TELECOM

Operadoras competitivas usam vácuo da Oi para crescer no Brasil

Fábio Barros e Felipe Souto ... 08/11/2017 ... Convergência Digital

As operadoras competitivas estão aproveitando o vácuo deixado pela crise da Oi para impulsionarem seus negócios, observa o diretor da MegaTelecom, Carlos Eduardo Sedeh. O executivo lembra que as operadoras competitivas - que investiram R$ 6 bilhões no Brasil - estão presentes em 98% dos municípios, em muitos com mais de uma empresa competindo pelo usuário.

"É verdade que a crise da Oi impulsionou os negócios. Muitas operadoras competitivas estão fibrando no interior e na área da Oi, que está em praticamente todo o país", afirma. Sedeh lamentou o fato de a regulação ser omissa, uma vez que muitas questões não estão pacificadas.

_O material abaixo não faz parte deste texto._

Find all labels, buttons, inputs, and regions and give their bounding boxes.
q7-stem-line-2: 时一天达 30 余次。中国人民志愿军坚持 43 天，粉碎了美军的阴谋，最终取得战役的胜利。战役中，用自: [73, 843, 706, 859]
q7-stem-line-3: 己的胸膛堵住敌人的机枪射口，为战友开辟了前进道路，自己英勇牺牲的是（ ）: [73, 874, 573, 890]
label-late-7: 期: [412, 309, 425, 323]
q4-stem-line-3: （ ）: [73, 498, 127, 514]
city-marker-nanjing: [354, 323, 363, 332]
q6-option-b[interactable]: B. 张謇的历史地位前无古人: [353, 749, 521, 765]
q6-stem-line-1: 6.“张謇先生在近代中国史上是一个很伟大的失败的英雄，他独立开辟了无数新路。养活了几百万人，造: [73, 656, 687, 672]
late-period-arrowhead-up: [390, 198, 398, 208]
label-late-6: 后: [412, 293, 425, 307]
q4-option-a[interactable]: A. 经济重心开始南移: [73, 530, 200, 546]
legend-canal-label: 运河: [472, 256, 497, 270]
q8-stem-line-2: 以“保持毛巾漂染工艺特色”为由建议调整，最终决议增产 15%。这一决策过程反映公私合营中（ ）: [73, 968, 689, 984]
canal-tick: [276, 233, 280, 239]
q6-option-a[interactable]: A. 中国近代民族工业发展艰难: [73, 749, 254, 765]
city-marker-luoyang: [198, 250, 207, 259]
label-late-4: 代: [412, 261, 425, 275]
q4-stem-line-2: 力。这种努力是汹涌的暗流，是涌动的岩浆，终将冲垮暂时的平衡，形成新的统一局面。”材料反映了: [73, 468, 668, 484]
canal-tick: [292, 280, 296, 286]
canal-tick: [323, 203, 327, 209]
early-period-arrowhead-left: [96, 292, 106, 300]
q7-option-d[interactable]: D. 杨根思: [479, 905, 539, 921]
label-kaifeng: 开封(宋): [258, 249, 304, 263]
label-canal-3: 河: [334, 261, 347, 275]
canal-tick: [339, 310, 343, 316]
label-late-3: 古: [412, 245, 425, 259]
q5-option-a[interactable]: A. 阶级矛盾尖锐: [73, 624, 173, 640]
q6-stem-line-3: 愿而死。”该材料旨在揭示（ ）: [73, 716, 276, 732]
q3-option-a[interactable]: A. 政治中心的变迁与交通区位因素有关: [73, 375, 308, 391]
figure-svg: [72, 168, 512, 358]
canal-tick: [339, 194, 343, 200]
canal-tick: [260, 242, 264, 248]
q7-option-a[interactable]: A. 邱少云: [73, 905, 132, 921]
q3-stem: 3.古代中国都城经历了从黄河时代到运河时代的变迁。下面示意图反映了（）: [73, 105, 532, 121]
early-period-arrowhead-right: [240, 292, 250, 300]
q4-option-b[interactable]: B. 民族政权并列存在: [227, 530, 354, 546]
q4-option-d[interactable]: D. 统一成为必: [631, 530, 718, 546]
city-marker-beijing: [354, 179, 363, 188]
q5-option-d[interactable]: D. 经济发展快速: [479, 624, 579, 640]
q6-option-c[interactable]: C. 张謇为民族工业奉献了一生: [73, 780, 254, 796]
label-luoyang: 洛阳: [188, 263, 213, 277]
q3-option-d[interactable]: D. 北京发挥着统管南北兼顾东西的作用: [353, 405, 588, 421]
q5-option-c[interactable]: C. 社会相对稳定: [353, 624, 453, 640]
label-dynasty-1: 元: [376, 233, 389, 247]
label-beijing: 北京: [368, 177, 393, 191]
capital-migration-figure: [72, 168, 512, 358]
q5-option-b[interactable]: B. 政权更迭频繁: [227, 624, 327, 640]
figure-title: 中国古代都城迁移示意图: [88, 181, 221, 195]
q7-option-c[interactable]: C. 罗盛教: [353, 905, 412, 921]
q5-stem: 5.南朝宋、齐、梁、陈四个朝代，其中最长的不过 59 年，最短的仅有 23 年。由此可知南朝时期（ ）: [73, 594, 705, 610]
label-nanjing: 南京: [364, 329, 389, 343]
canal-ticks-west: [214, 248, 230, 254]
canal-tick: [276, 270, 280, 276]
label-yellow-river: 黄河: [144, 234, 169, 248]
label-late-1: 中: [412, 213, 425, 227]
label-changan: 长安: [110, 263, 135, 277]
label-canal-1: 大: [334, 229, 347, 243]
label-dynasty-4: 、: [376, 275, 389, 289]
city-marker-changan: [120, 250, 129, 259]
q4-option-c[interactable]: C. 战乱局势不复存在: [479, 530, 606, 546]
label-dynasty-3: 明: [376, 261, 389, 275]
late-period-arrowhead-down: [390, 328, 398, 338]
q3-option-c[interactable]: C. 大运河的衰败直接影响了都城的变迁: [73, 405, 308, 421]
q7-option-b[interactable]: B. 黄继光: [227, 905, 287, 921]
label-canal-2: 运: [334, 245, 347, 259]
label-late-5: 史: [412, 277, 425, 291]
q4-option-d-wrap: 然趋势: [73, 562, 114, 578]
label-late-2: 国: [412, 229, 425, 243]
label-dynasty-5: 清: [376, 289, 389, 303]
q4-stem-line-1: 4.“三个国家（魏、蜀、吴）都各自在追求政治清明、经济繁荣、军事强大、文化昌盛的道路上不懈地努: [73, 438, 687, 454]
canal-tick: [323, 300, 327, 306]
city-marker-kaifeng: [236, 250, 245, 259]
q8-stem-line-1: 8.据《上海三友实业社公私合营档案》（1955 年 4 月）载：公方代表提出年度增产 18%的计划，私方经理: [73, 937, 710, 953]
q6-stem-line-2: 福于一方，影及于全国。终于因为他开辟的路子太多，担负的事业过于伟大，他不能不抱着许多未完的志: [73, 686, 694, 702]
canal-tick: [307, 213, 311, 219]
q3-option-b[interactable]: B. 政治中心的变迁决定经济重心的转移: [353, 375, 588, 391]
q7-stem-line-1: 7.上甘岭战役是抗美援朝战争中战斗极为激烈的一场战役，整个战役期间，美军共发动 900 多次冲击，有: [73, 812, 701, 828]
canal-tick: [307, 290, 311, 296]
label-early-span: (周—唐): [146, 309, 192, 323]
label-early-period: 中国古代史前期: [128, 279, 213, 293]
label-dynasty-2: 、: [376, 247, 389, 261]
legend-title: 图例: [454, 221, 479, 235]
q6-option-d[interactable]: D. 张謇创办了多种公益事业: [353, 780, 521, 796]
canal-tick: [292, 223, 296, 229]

A pesquisa “O perfil das operadoras competitivas”, feita em parceria com o portal Teleco, foi apresentada durante o X Seminário Telcomp, realizado nesta terça-feira, 07, em São Paulo, e teve como tema principal a transformação digital e o setor de telecomunicações.

O levantamento apura que 6,8 mil operadorfas competitivas têm autorização de SCM (Serviço de comunicação multimídia) e formam um conjunto de empresas que responde hoje por 18% da receita líquida do SCM. "Oito de 10 acessos ativados de banda larga, hoje, são de operadoras competitivas e provedores Internet. Nós estamos fazendo a diferença". Assistam a entrevista.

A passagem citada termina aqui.